Valentine's 2026 Letter from the Editor
- Natalie Buttner
- 2 days ago
- 3 min read
On love as a constant.
Introductions are for small talk; let me write about the weather.
This winter, New York City has been coated in the deepest snow that the class of 2026 has seen in their four winters at Columbia. Though at first the white layer seemed as permanent as a blank page, it didn’t lie idle for long. Snowmen sprang out of benches. Snow angels appeared on the lawns. Municipal dump trucks donned plows and struggled through graying streets.
During the first big snow, I tramped to Riverside Park, where Columbia and Barnard students joined neighborhood children in hurling themselves headlong down the hill on a smattering of flat plastic objects, not limited to sleds. Below us, gleeful skiers cut fresh tracks on the lower path. In the distance, panels of ice collided and splintered as the tide pulsed in and out of the Hudson. Looking down on the park, which I have long considered a backdrop to my small university life, I welled with love for the city and its people.
In the snow, what was once familiar is transformed.
Since the end of last semester, other things have undergone transformations too. New York City has a new mayor, and residents watch his first months in office with cautious optimism. Behind the steely gates of our campus, the Presidential Search Committee selected Jennifer Mnookin as the new University president-designate. Our country is increasingly politically unrecognizable, reminding us every day that safety is something we provide for each other.
And because we are young, and because we are human, we have changed as well. Returning to a familiar place can act as a measuring stick against which we can see that we are, in fact, a little taller. If in childhood we outgrow clothes, in college, we outgrow ideas, people, and parts of ourselves. When we look for handholds in this inundation of newness and loss, I believe love is a steady thing to reach for. This Valentine’s Day, we explore the reliably turbulent sphere of romantic love, as well as the steadier love for place, knowledge, and craft.
This issue contains odes to the things that stick around, that persist despite the rhythmic shifts in terms, seasons, tides, age. Rocky Rūb reflects on his relationship, which has been an evolving constant in his four years at Columbia. Iris Eisenman looks critically at the time-honored collegiate confluence of alcohol and romance. Magda Lena Griffel visits CraigsList.org’s “Missed Connection Page,” in which generations of New Yorkers have derived small comforts from shouting their observations into the void.
Other pieces in this issue embrace love in change. Luke Zinger gives a tearful goodbye to the penny, an ode to material and the joy of small value. Duda Kovarsky Rotta uses Immanuel Kant as an burdensome compass while navigating a long-distance romance.
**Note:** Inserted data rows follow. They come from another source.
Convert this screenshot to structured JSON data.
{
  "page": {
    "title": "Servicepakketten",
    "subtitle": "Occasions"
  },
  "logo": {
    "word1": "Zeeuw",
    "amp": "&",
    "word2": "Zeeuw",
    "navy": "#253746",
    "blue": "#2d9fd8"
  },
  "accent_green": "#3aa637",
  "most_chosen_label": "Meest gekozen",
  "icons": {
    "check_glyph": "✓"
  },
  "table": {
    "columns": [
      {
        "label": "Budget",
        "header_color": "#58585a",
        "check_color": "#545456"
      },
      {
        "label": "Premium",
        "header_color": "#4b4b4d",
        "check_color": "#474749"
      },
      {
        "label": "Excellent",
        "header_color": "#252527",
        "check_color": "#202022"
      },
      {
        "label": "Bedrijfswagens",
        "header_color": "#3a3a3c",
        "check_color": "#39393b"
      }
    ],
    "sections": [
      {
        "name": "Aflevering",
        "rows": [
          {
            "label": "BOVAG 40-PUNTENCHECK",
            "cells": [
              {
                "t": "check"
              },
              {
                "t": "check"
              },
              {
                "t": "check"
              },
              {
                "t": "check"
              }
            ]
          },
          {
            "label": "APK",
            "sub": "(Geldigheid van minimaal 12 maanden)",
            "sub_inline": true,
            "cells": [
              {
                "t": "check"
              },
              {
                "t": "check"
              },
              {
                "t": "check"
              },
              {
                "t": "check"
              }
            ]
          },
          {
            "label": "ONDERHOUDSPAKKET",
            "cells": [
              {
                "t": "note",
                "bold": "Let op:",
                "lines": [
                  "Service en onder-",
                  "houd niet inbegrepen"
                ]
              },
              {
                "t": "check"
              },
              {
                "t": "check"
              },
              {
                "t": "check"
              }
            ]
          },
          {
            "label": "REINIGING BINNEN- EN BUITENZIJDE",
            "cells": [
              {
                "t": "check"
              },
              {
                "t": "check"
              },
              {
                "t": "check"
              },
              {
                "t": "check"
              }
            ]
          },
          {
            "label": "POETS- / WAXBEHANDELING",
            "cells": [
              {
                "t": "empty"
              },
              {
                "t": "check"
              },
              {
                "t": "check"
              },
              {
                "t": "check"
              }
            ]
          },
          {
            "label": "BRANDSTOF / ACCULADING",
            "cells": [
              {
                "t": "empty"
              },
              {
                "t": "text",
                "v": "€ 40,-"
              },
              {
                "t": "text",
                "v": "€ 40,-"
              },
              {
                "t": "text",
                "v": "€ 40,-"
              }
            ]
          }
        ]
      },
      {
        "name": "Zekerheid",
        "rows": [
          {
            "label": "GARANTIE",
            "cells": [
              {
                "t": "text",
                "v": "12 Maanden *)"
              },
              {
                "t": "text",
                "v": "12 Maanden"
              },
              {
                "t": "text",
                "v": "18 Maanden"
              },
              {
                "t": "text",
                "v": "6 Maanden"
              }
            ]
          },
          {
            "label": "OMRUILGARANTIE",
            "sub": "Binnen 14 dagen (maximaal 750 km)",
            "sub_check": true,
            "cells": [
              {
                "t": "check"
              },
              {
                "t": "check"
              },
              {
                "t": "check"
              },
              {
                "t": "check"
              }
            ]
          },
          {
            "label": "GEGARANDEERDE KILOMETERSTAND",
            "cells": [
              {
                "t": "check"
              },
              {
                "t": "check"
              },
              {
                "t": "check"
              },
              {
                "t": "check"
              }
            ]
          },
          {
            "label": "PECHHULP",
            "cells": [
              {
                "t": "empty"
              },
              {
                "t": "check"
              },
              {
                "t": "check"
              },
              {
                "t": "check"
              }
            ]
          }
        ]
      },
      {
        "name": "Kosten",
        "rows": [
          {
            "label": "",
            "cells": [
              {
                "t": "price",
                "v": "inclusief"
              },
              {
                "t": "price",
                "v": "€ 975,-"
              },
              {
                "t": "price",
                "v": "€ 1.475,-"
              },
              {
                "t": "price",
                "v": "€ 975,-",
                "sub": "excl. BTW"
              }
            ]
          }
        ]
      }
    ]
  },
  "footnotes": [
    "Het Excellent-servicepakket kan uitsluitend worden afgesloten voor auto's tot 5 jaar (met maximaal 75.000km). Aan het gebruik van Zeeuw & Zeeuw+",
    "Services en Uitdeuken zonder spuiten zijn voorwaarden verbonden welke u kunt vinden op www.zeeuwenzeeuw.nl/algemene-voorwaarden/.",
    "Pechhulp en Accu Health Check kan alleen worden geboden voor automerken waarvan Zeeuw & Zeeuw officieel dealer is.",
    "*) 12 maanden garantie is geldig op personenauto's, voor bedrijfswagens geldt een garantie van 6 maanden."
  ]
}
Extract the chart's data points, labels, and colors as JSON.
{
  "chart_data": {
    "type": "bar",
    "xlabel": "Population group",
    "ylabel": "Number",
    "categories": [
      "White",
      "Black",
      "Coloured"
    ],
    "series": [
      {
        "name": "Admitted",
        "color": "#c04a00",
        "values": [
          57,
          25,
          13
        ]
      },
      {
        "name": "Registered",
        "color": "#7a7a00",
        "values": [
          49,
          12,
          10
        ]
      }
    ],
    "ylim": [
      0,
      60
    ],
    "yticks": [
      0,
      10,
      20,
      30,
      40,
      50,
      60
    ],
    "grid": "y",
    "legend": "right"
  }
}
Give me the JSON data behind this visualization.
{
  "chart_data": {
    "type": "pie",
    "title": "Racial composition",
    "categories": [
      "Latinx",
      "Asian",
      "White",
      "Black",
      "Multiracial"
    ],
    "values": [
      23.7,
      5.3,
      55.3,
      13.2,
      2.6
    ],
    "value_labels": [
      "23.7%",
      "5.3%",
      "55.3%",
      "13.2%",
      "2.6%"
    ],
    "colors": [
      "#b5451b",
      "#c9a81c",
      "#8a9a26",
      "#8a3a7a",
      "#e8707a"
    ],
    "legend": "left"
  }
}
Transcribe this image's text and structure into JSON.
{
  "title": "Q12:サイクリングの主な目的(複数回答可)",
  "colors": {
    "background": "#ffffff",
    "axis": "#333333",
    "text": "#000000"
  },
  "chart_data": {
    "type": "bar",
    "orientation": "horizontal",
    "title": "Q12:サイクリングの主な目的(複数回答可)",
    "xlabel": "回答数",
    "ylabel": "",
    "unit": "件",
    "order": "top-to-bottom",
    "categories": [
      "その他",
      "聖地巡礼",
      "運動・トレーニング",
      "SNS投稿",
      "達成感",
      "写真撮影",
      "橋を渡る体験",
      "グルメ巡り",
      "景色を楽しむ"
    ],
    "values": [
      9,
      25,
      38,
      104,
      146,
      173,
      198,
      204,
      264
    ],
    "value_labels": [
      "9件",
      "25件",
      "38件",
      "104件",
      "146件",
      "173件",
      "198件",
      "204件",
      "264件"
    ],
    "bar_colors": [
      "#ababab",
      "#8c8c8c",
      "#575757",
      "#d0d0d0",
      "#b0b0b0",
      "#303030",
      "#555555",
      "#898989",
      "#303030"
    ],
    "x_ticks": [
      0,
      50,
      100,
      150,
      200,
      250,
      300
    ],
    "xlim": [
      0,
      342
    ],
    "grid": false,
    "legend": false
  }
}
Eva Spier explores how meaning morphs between languages in her introduction to and translation of Pushkin’s Kern.
One last note about changes and persistence: this semester, The Blue and White has new leadership, but our quintessence persists. We are still curious. We are still concerned. We will attempt to be humorous. We will strive to be humane. It is an honor to serve as editor-in-chief of such a publication. I hope that our magazine, like the snow, will help you see our University and our city with new eyes, and remind you that the winding routes we pick out for ourselves are well-tread.